Other responses to this question include:

“I feel that I am now part of a larger body of teachers in the international context who are teaching the same topic with the same or modified text…”

“I appreciate the resources that OpenStax provides (e.g. PPT, quiz questions, videos) as well as the ease with which I can quickly find a full chapter written on a topic I am teaching or a very specific topic, along with media. I also really like to expose my students to other images and tables in addition to their textbooks’ images, and OpenStax allows me to do this without worrying about copyrights. I find myself comparing my lecture notes that I am about to present to my students with OpenStax books, and am gaining an interest in developing more and more OERs myself.”

“I am able to do many more in-class activities, hand-on engagement with the “concepts” of the course AND I can feel good about insisting on students reading and engaging with the text, when I know that cost is eliminated as a limiting factor for students.”

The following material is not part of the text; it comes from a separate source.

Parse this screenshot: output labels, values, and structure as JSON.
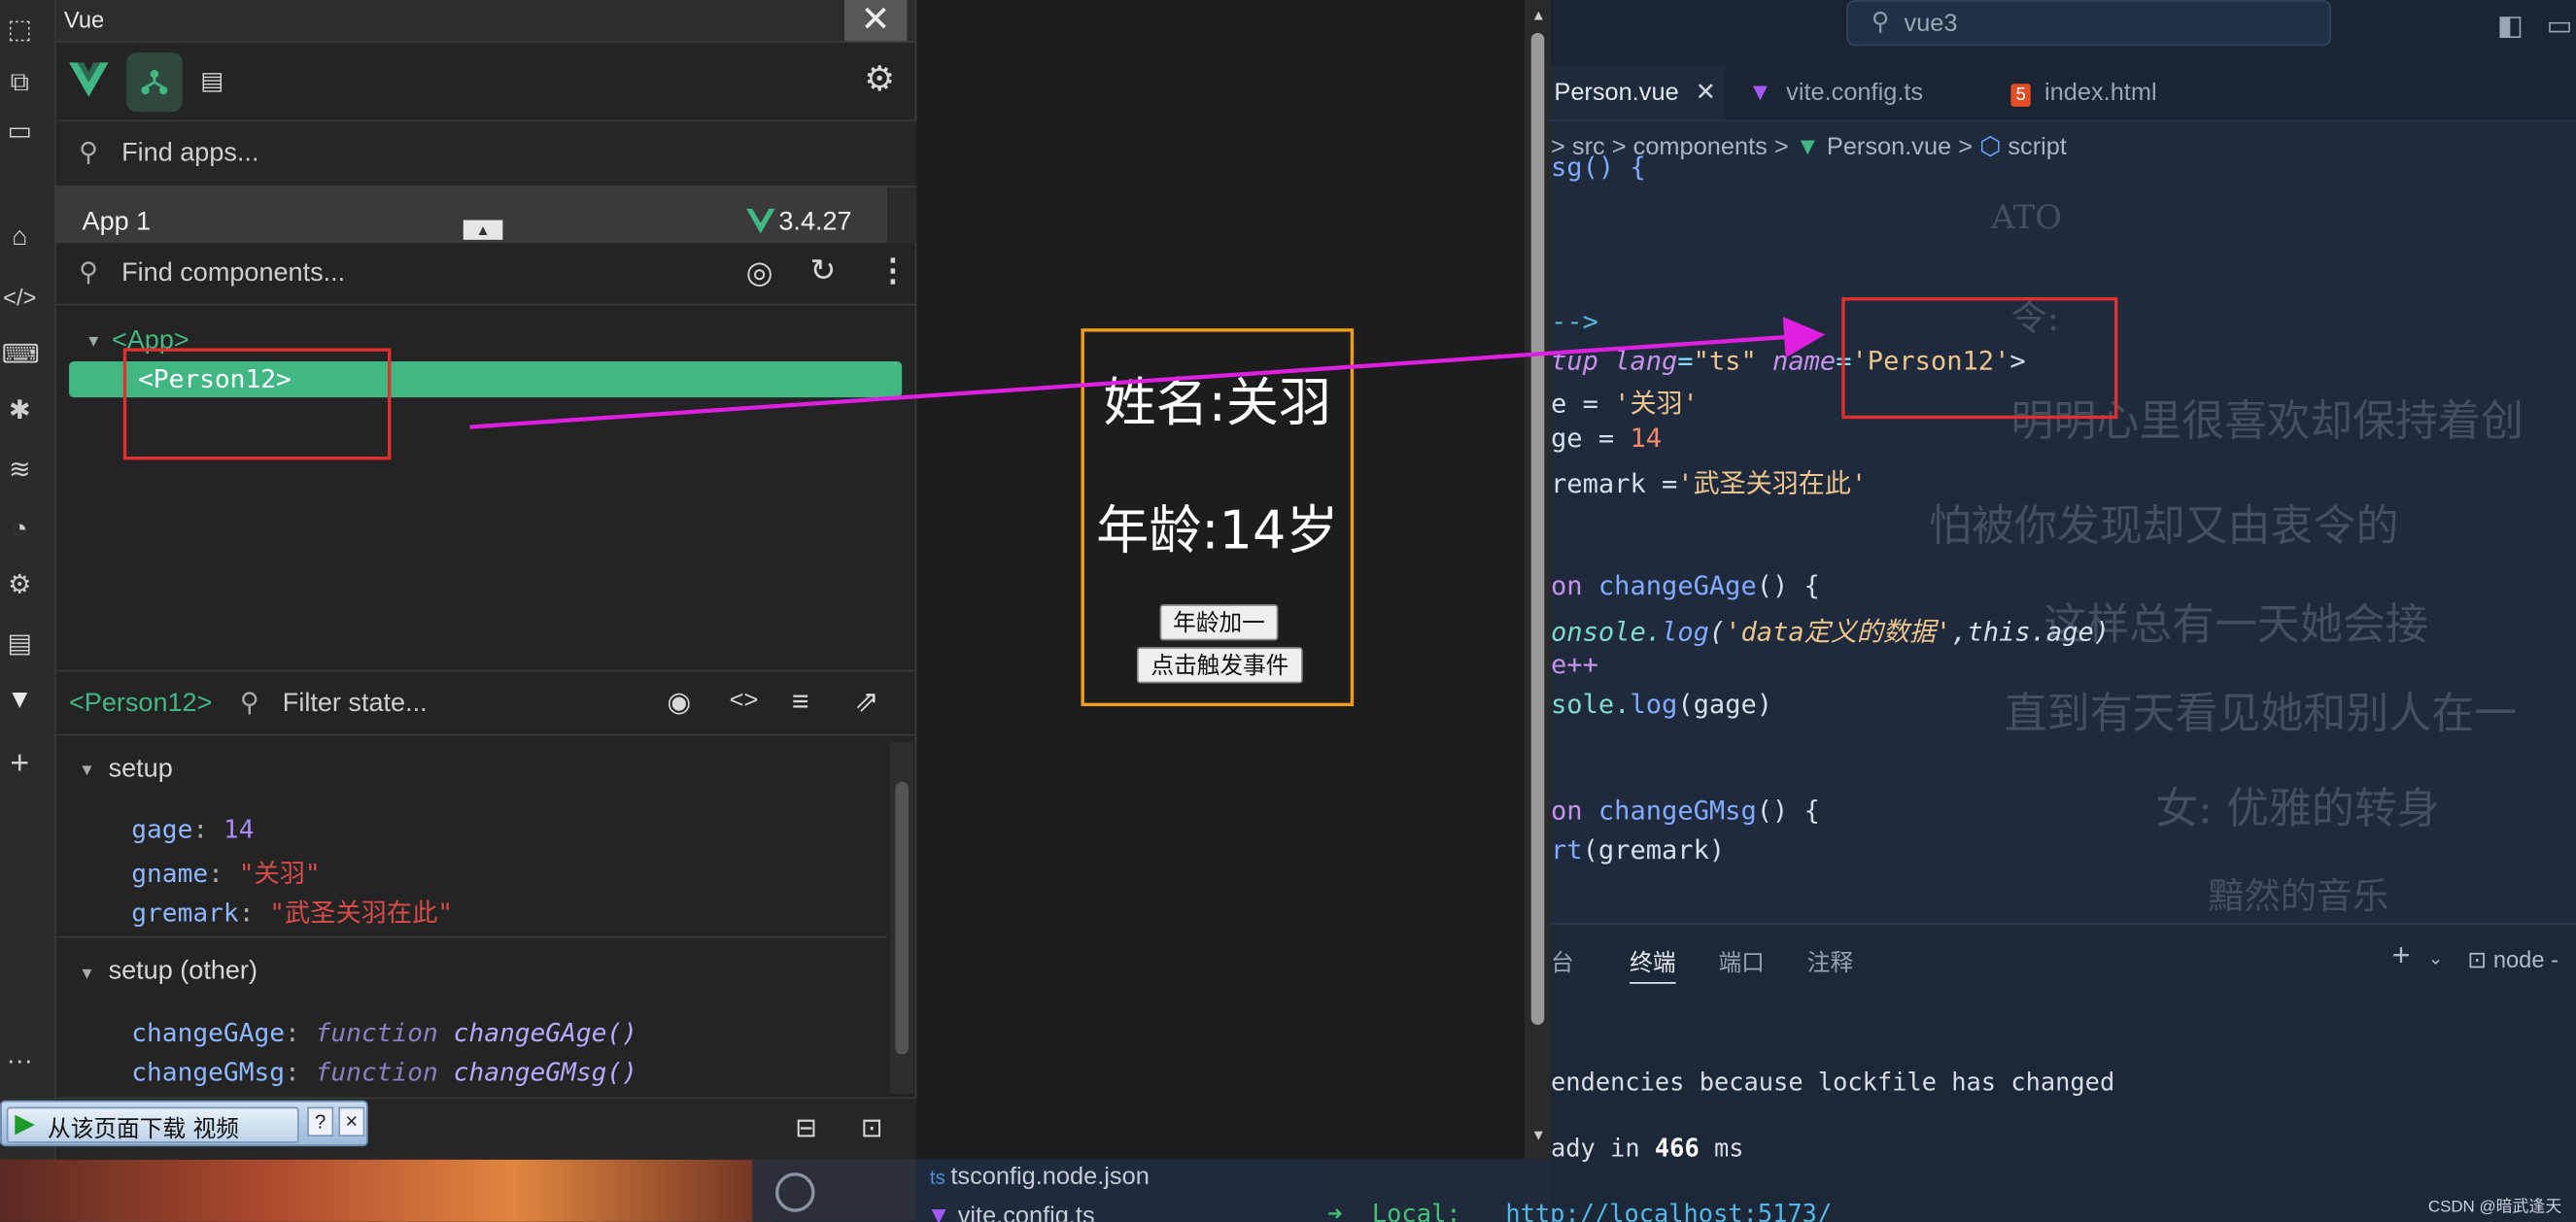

Looking for examples of impact on practice elsewhere in the survey, it is worth highlighting several several findings from a question where we asked respondents to tell us whether they were more or less likely to do a range of activities, following use of OSC textbooks. Over 90% of respondents told us they were more likely to make OSC textbooks the required text for students (92.0%, n=69). Nearly 80% of respondents told us that they were more likely to use other OER for teaching as a result of using OSC textbooks (79.5%, n=58) whilst 80.0% of educators who have used//are using OSC textbooks are more likely to discuss using OSC materials with their institution’s administrators (n=60). Over 40% of respondents also told us they were more likely to remix OSC textbooks using the Connexions platform (43.1%, n=31) following use of OSC materials.

Educators’ Perceptions of the Impact of OpenStax College Textbooks on Students 

Regarding their perception of the impact of OSC textbooks on their students, educators again had a range of responses. Financial savings were frequently referred to, as where the accessibility/flexibility of materials. For example:

“It saves all 800 students per year about $120. One student told me that she had to work 15 hours for each book that she has to buy. That really put it in perspective.”

“Access. Access. Access. We are at a college that predominantly serves low income students. OpenStax provides students a great text at the best price (free) or for a nominal fee if one wants a printed edition. It has solved the problem of students not having or delaying getting the text due to financial concerns.”

“The resource gave them a sound understanding of the topic and they were able to do self-directed study from it. The result is that seniors have excelled in their exams.”

Whilst these (and other) comments are great examples of the types of impact OSC textbooks have had, it is useful to examine respondents’ comments for any evidence that it is “open” rather than “digital” which makes a difference. Whilst cost savings are one benefit highlighted by survey respondents, it is also of note that several educators referenced the way in which OSC textbooks gave students the opportunity for earlier and/or continued use of study materials. I have cited three such responses below. Further research into what kinds of (if any) impact results from earlier/continued access to resources in comparison with other materials is needed. For example, does earlier access to study materials (as students don’t have to save up or wait for funding) lead to better performance? Moreover, does continued access to learning resources (rather than, for example, an online textbook available for a set period of access) lead to better grades/more interest in one’s subject etc. both within the context of current and future studies?

“They have the book as a resource after leaving class.  With another text they would most likely sell it back…”

“Increased reading of the textbook, and a portable textbook that can go with them for review. Unlike other e-textbooks, this one can stay with them.”

“They are able to access the textbook and start doing homework immediately rather than being delayed until weeks after the start of the course due to lack of finances.”